What is the difference between the next terms, it can help a lot in interviews and general understanding.
Framerwork
Library
IDE
API
Framework
Some predefined architecture that a developer has chosen and which dictates how the application will be written. It usually already includes many concepts which helps the developer to concentrate on the domain of the application instead of the plumbing. This plumbing is provided by the framework. For example the .NET framework provides out-of-the-box tools that would allow you to talk to web servers, without even knowing the internals of the TCP/IP protocol (actually it helps knowing the internals but you get the point).
Library
A reusable compiled unit that can be redistributed and reused across various projects. Well not necessary compiled in case of dynamic languages.
IDE
It's the development environment where you create the other three parts (usually text editor), it might also include compiler and the possibility to execute, debug and see the output of the program in order to speed up the development process.
API
Application Programming Interface. This could mean many things but usually it is a set of functions given to the disposition of the developer and which perform specific tasks and work only in a specific context.
IDE is a tool for fast, easy and flexible development
An API is provided for an existing software. Using these third party applications can interact with main/primary application.
A framework or library are typically same. They are a common set of functionality for other software to use.

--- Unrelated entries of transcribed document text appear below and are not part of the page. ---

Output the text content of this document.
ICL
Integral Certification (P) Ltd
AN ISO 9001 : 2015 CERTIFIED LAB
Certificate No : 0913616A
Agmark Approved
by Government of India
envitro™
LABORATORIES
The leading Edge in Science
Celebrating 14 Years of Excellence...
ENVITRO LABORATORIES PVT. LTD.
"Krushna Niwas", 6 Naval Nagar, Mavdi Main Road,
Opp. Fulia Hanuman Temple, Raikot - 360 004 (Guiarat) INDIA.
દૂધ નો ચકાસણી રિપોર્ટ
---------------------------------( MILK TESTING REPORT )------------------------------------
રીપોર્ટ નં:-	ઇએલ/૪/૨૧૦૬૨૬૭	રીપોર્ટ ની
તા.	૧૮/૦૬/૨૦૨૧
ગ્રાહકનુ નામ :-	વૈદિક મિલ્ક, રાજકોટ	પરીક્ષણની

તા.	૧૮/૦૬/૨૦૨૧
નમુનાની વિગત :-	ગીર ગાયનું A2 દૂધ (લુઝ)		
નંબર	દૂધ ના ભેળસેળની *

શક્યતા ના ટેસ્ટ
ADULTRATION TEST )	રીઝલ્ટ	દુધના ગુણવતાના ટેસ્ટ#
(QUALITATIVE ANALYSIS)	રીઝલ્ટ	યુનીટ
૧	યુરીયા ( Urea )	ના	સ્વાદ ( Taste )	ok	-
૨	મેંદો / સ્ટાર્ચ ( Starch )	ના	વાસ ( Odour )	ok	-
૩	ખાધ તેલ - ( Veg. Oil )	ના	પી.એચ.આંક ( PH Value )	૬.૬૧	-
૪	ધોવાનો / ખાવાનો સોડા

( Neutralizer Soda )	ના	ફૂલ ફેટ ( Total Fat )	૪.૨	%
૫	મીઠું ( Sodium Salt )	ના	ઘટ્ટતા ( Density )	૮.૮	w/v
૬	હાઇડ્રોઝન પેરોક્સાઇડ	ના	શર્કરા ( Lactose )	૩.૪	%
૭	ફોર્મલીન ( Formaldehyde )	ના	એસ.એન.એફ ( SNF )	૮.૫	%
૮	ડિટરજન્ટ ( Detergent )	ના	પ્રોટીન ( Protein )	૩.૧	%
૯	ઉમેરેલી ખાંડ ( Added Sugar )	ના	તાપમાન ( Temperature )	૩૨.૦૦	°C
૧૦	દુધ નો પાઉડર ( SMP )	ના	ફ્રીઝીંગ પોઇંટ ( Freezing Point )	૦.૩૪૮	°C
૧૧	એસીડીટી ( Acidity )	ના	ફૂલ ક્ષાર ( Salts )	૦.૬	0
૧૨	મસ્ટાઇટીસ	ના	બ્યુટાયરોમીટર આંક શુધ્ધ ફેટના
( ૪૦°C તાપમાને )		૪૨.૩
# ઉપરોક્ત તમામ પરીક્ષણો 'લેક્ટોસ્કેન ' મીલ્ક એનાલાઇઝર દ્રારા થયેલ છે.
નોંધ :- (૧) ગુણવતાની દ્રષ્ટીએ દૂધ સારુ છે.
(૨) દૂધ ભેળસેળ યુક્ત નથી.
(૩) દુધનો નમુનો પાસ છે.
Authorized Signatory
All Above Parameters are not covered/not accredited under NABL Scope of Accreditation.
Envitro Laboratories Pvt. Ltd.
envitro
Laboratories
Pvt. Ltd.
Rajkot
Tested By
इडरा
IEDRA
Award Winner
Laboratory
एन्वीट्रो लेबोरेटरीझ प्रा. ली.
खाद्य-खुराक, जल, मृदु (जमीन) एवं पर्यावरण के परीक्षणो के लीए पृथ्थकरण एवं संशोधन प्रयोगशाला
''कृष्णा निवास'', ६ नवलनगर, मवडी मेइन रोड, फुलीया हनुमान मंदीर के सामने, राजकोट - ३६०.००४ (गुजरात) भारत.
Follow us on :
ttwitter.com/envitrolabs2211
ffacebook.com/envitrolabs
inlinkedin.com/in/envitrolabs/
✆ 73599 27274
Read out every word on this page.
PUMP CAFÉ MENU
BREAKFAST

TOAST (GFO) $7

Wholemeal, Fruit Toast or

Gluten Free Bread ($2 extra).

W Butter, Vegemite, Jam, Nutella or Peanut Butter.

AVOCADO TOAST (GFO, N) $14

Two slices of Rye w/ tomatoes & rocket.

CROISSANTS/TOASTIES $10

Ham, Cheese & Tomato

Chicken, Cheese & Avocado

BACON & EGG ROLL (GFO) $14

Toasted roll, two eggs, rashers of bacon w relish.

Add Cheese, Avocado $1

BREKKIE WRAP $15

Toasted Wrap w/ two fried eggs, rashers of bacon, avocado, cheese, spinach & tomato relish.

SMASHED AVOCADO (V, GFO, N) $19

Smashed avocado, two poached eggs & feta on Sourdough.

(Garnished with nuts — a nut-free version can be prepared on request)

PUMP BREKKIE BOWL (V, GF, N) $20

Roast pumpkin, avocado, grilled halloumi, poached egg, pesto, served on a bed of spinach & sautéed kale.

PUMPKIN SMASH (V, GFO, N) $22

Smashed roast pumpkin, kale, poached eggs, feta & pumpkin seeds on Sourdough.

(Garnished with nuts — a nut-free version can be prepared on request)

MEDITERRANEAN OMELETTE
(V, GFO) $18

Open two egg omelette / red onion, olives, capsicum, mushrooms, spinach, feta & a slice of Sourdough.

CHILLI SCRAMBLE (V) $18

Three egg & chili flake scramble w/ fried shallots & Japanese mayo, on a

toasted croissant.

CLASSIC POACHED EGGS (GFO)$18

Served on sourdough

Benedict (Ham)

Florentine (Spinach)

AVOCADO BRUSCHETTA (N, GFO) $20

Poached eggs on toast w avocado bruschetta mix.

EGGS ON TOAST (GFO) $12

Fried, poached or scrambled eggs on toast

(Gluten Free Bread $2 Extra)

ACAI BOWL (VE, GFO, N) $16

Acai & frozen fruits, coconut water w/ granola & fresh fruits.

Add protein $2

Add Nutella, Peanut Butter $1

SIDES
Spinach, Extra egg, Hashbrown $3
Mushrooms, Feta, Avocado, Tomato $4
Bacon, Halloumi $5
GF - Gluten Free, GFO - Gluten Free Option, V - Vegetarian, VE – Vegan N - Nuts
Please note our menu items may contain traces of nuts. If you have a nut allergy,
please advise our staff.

Ref: wiki for Framework, API
Framework: a collection of libraries and programming practices to provide general functionality for a program, so that it doesn't have to be rewritten. Typically a framework for an application program will handle user display and input, among other things. The intent is usually to hide the more complex functionality of an application, and to encourage a certain style.
Library: A piece of software to provide certain functionality to other programs that call it. Typically designed to be reusable and modular, so that a library can be distributed and be useful without its source code.
Integrated Development Environment: A integrated set of tools to write programs and turn them into finished products, usually including at least an editor, compiler, linker, and debugger. IDEs sometimes provide support for frameworks.
Application Programming Interface: A set of function calls and sometimes variable accesses available to a program, typically being the public interface of one or more libraries.